Information technology advances will support advanced distributed learning anytime and anywhere. However, similar advances in learning technologies are required to achieve cost-effective readiness and enhanced job performance. Adaptive learning that accommodates mastery differences in individual learners also offers benefits of high media reuse for continuum training - initial, refresher, remedial, and just-in-time instruction and performance aiding. High media reuse also can accrue from multiple courses supporting curricula related by personnel, equipment, or domain/core skills.

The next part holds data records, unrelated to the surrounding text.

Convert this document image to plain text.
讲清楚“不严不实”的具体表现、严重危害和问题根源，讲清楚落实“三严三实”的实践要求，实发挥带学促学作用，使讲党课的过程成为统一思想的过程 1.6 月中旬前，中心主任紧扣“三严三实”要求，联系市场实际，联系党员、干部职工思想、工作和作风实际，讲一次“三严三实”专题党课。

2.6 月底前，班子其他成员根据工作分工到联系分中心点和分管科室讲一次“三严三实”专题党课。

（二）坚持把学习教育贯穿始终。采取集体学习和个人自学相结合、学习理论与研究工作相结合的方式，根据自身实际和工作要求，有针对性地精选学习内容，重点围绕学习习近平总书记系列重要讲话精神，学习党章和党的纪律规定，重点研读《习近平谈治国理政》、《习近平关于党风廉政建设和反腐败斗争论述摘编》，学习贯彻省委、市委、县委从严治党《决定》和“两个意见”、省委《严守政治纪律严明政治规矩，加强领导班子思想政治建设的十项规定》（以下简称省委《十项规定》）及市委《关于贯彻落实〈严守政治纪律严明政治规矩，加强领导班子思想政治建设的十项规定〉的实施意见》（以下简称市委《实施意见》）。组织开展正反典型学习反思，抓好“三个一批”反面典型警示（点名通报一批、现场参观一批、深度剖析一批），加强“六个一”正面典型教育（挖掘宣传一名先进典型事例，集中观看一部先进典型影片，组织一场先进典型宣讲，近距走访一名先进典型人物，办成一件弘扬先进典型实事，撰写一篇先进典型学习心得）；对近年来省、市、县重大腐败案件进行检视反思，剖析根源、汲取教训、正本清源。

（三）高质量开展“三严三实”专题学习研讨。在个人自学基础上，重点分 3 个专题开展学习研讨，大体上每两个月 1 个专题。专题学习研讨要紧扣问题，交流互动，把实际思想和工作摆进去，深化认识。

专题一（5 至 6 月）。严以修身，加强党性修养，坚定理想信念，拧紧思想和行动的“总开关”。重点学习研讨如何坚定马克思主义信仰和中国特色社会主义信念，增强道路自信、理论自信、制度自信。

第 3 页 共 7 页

The Office of Naval Research (ONR) sponsored a Dual-Use Applications Program (DUAP) through the Naval Air Warfare Center Training Systems Division (NAWCTSD) to further "Artificially Intelligent Tutoring for Advanced Distributed Learning." A competitive procurement resulted in a technical investment agreement with Asymetrix Learning Systems, Inc. and Sonalysts, Inc. to enhance existing technologies and commercialize the resulting product (s).
The technical approach creates and delivers an individualized education plan at run-time. The first level of adaptivity determines "what to teach" by selecting and ordering the presentation of topics (that correspond to learning objectives). Topics are selected based on course definition data consisting of instructional groupings (course, module, lesson, etc.), instruction and testing strategy, and prerequisites, as well as current learner mastery. The second level of adaptivity determines "how to teach" by selecting specific learning objects (that support specific objectives/topics) based on student characteristics, mastery, and instructional history. Learning objects are data files consisting of one or more frames and associated media references that are attributed with objective/topic, detail level, score-based criterion, learner population.
After reviewing instructional issues, the paper also addresses the mechanisms, processes, and lessons learned from the DUAP technical investment agreement including Government goals and objectives. In addition to user-community involvement and program management from NAWCTSD, representatives from the Office of the Secretary of Defense, and Defense Acquisition University participated in working groups to evaluate progress and interim products, and to consider changes in instructional design processes to exploit adaptive learning capabilities.
The paper concludes with the implications for linking of adaptive learning capabilities to simulation-based tutors, embedded performance support, and learning management systems. Specifically, the learner model architecture is compatible with several simulation-based tutors, objective-based scenario generation, and training evaluation tools that have been developed under NAWCTSD training research programs.